The method CreateHypothesisByAverageLength is a helper method to define a hypothesis, you can use the returned object from this method to setup the parameters you required, this is:
Note that all the individual solids that you passed to the mesh libraries will be meshed with the same parameters. Please note that you will require to define the parallelism setting too:
par_mesh.SetParallelismMethod(smeshBuilder.MULTITHREAD)
param = par_mesh.GetParallelismSettings()
param.SetNbThreads(6) #in this case run with 6 threads
Hi,
Very much thanks for the reply.
I have a few queries.
You said that the parallel mesh needs a compound of solids to be effective.
Could I use a partition of solids instead which is exploded into solids? And assign different parameters of the exploded solids?
The reason I want to use a partition is because I want a coherent mesh at contact boundary of exploded solids.
Also if the parallel mesh when computed again with a tweak of parameters creates a new mesh or modifies the old one?
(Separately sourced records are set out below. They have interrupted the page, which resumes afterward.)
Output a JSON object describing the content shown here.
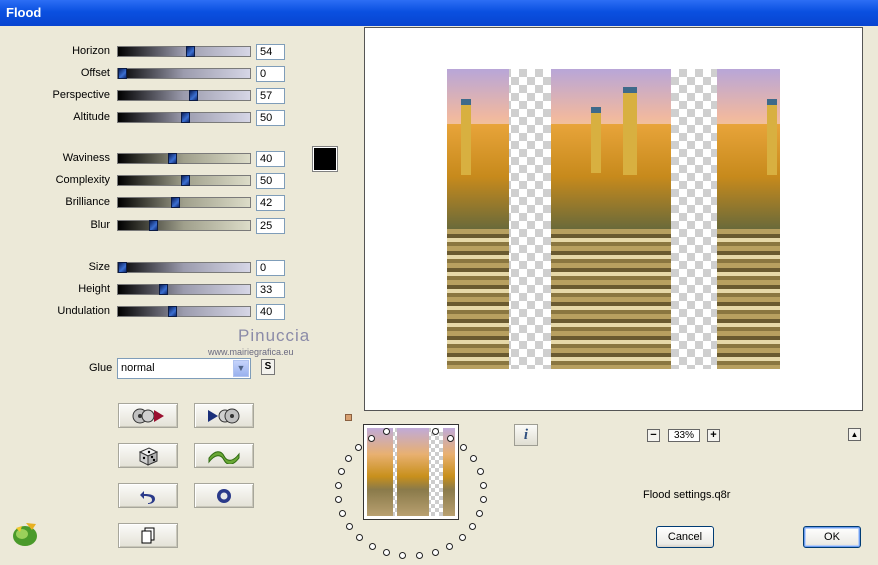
{
  "window": {
    "title": "Flood"
  },
  "sliders": [
    {
      "id": "horizon",
      "label": "Horizon",
      "value": "54",
      "fraction": 0.54,
      "style": "a"
    },
    {
      "id": "offset",
      "label": "Offset",
      "value": "0",
      "fraction": 0.0,
      "style": "a"
    },
    {
      "id": "perspective",
      "label": "Perspective",
      "value": "57",
      "fraction": 0.57,
      "style": "a"
    },
    {
      "id": "altitude",
      "label": "Altitude",
      "value": "50",
      "fraction": 0.5,
      "style": "a"
    },
    {
      "id": "waviness",
      "label": "Waviness",
      "value": "40",
      "fraction": 0.4,
      "style": "b"
    },
    {
      "id": "complexity",
      "label": "Complexity",
      "value": "50",
      "fraction": 0.5,
      "style": "b"
    },
    {
      "id": "brilliance",
      "label": "Brilliance",
      "value": "42",
      "fraction": 0.42,
      "style": "b"
    },
    {
      "id": "blur",
      "label": "Blur",
      "value": "25",
      "fraction": 0.25,
      "style": "b"
    },
    {
      "id": "size",
      "label": "Size",
      "value": "0",
      "fraction": 0.0,
      "style": "a"
    },
    {
      "id": "height",
      "label": "Height",
      "value": "33",
      "fraction": 0.33,
      "style": "a"
    },
    {
      "id": "undulation",
      "label": "Undulation",
      "value": "40",
      "fraction": 0.4,
      "style": "a"
    }
  ],
  "color_swatch": {
    "color": "#000000"
  },
  "watermark": {
    "name": "Pinuccia",
    "url": "www.mairiegrafica.eu"
  },
  "glue": {
    "label": "Glue",
    "value": "normal",
    "s_button": "S"
  },
  "preview": {
    "zoom": "33%"
  },
  "settings_file": "Flood settings.q8r",
  "buttons": {
    "cancel": "Cancel",
    "ok": "OK"
  },
  "colors": {
    "title_bar": "#0a50e0",
    "panel_bg": "#ece9d8",
    "slider_thumb": "#3b6fd1"
  }
}
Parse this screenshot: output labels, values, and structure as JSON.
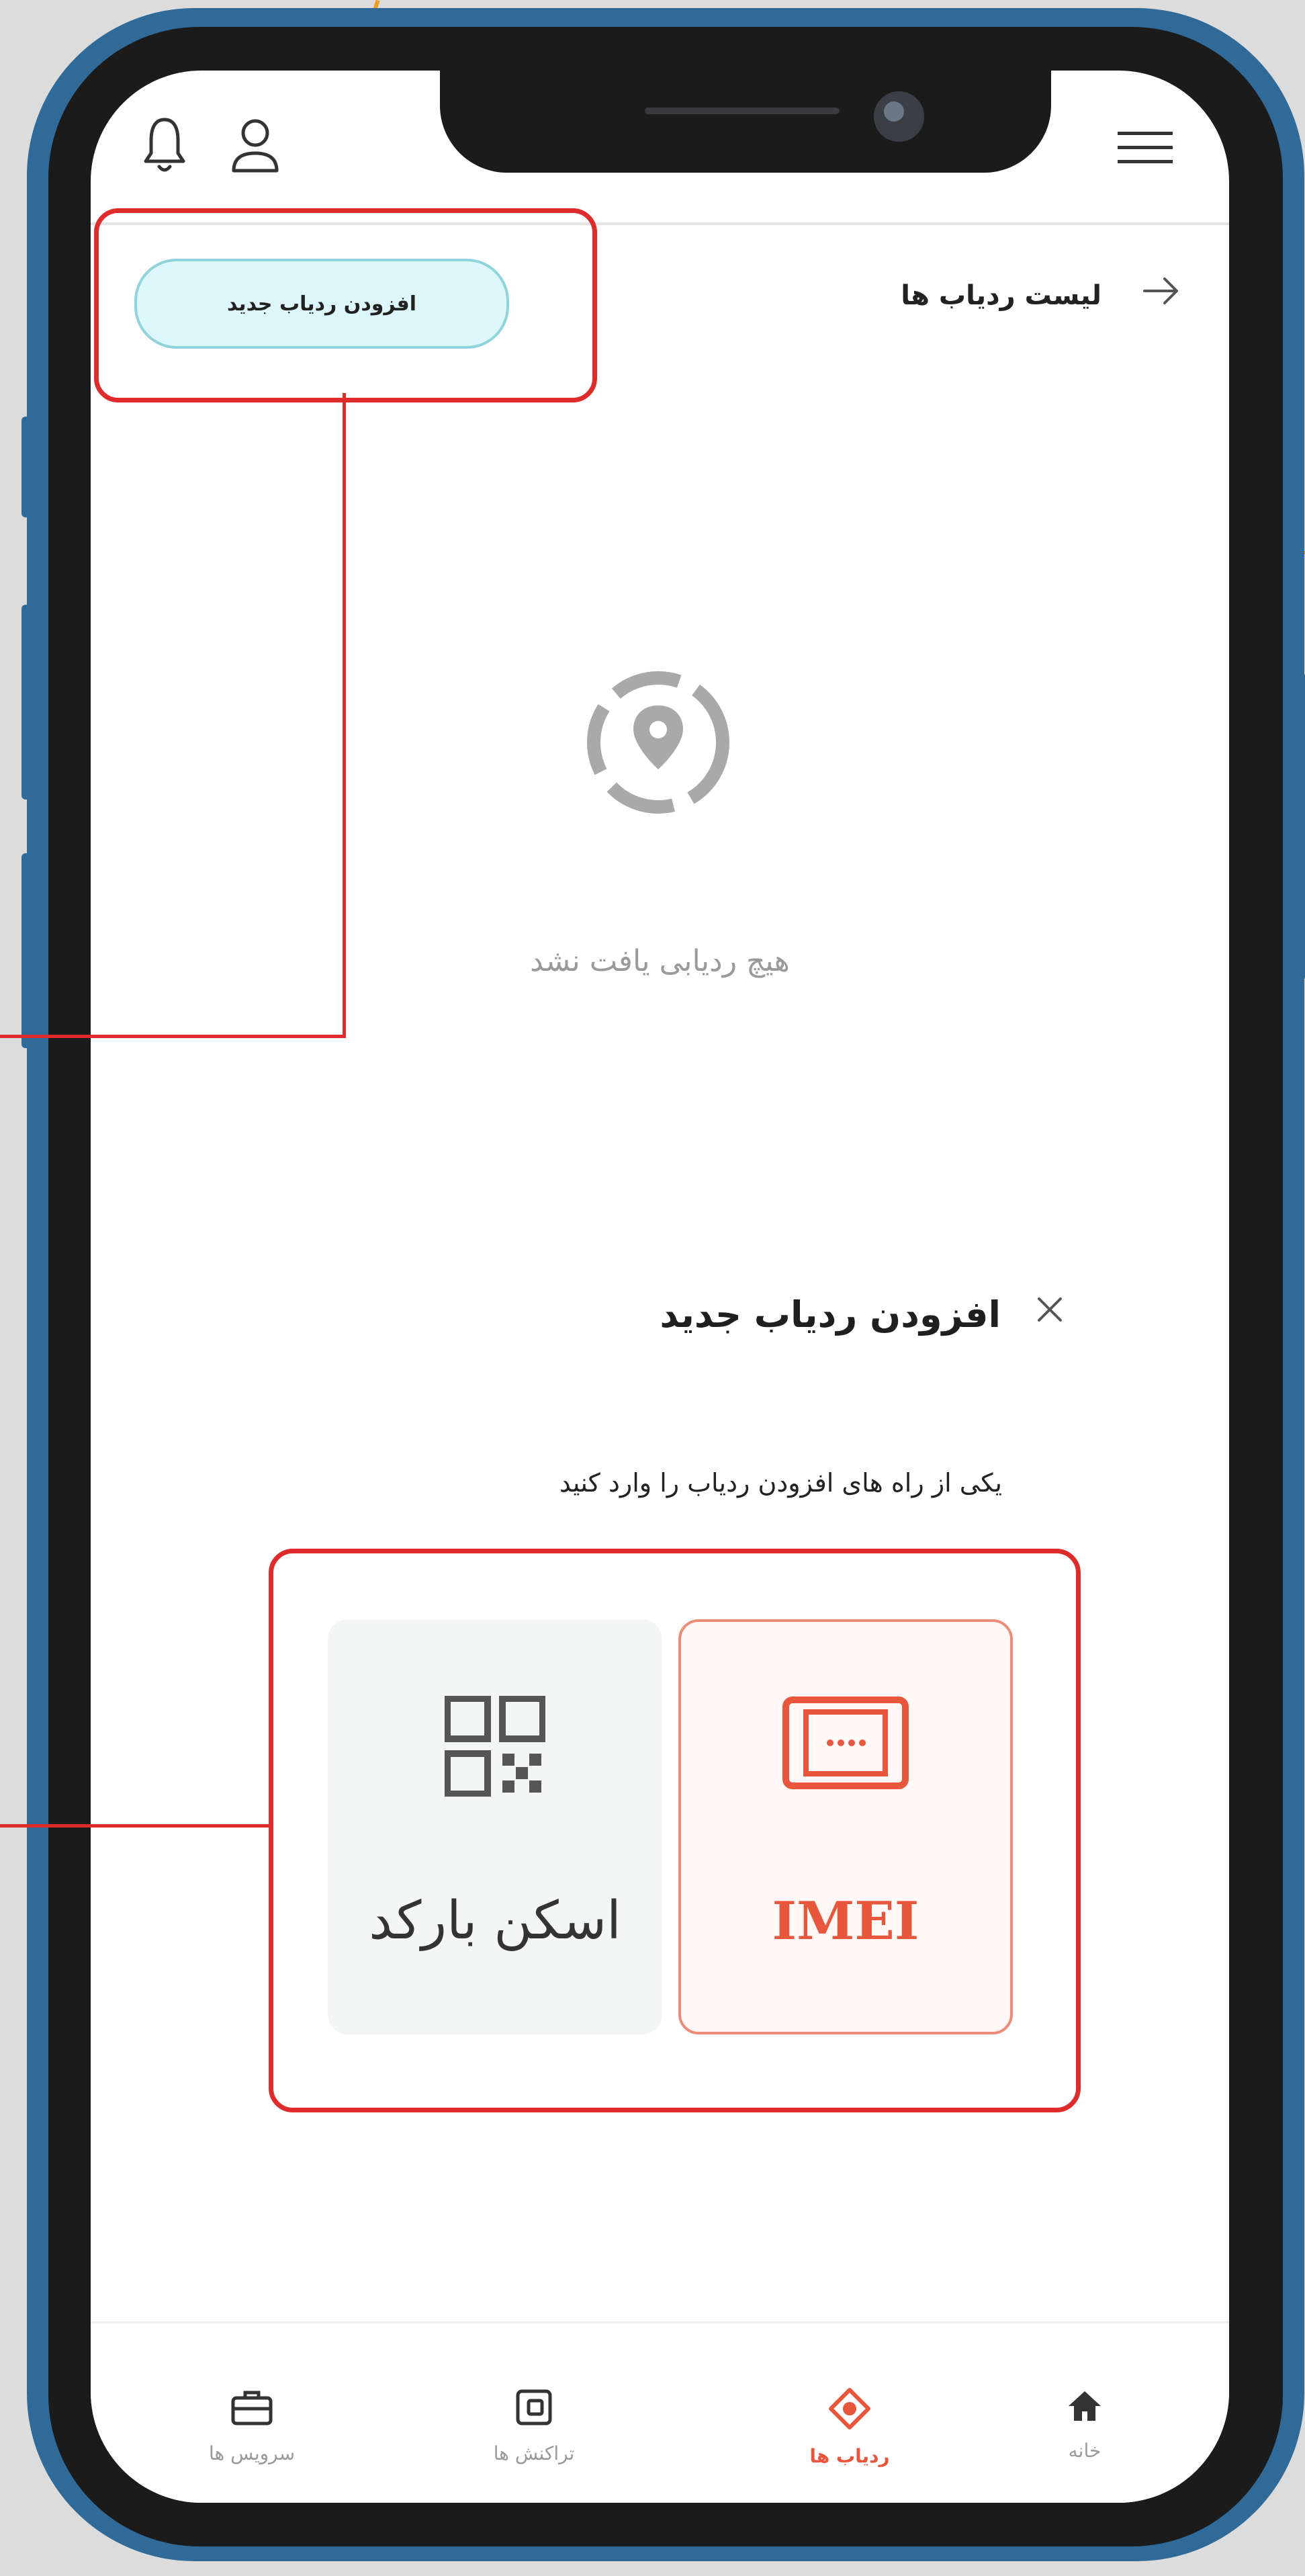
{
  "header": {
    "menu_icon": "hamburger-menu-icon",
    "bell_icon": "bell-icon",
    "profile_icon": "user-icon"
  },
  "subheader": {
    "title": "لیست ردیاب ها",
    "add_button_label": "افزودن ردیاب جدید"
  },
  "empty_state": {
    "icon": "location-target-icon",
    "text": "هیچ ردیابی یافت نشد"
  },
  "sheet": {
    "title": "افزودن ردیاب جدید",
    "description": "یکی از راه های افزودن ردیاب را وارد کنید",
    "options": [
      {
        "label": "IMEI",
        "icon": "device-imei-icon",
        "selected": true
      },
      {
        "label": "اسکن بارکد",
        "icon": "qr-code-icon",
        "selected": false
      }
    ]
  },
  "bottom_nav": [
    {
      "label": "خانه",
      "icon": "home-icon",
      "active": false
    },
    {
      "label": "ردیاب ها",
      "icon": "tracker-icon",
      "active": true
    },
    {
      "label": "تراکنش ها",
      "icon": "wallet-icon",
      "active": false
    },
    {
      "label": "سرویس ها",
      "icon": "briefcase-icon",
      "active": false
    }
  ],
  "colors": {
    "accent": "#e8573c",
    "add_button_bg": "#def7fa",
    "callout": "#e02b2b",
    "phone_frame": "#2f6a98"
  }
}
Can we use the usual compute button in GUI to recompute a parallel mesh?
Does multithreading refer to threads or physical cores(the ones used by Code Aster MPI for example)
Yes, I think you can pass the result from a partition operation, always that it would be possible to decompose it into individuals solids, the mesh will be compute in parallel on those solids.
Unfortunately you will not have fine grained control over the parameter set for each mesh in each solid, the hypothesis is applied globally to all solids.
The parallel mesh will take care of mesh coherence in common faces and edges.
If the parallel mesh is computed again after change of hypothesis parameters everything will be recomputed, there is not fine grained control over which part of the mesh/solid you want to recompute.
This feature is only available in TUI not in GUI yet. The multithread version uses std version of threads and the multinode option uses QProcess. So no MPI implementation (not sure if QProcess uses MPI behind, probably yes), nevertheless, in my understanding, you should be able to run in multiple nodes, but this is something that I have not try yet.
…(parallel meshing) This feature is only available in TUI not in GUI yet.
When you say “not in GUI”, do you mean the GUI release; so even with the Python console ? If I wanted parallel smesh, I would have to recompile the GUI version with parallel enabled and would only be available via the Python console, yes ?
Thanks. There must be something wrong with my script or machine setup.
I adapted the meshing parallel example for my setup and the decomposition block setup and partitioning works just fine, but when I execute Compute() I only see one core in my machine being used; even though I have set nBThreads.
print(“Find imported STEP ‘brep_1’”)
brep_1 = salome.myStudy.FindObject(“brep_1”)
br1 = brep_1.GetObject()
Have you tested re running the original script to see if it’s your script or that it does not work? Also from memory it only works in Linux and not in windows.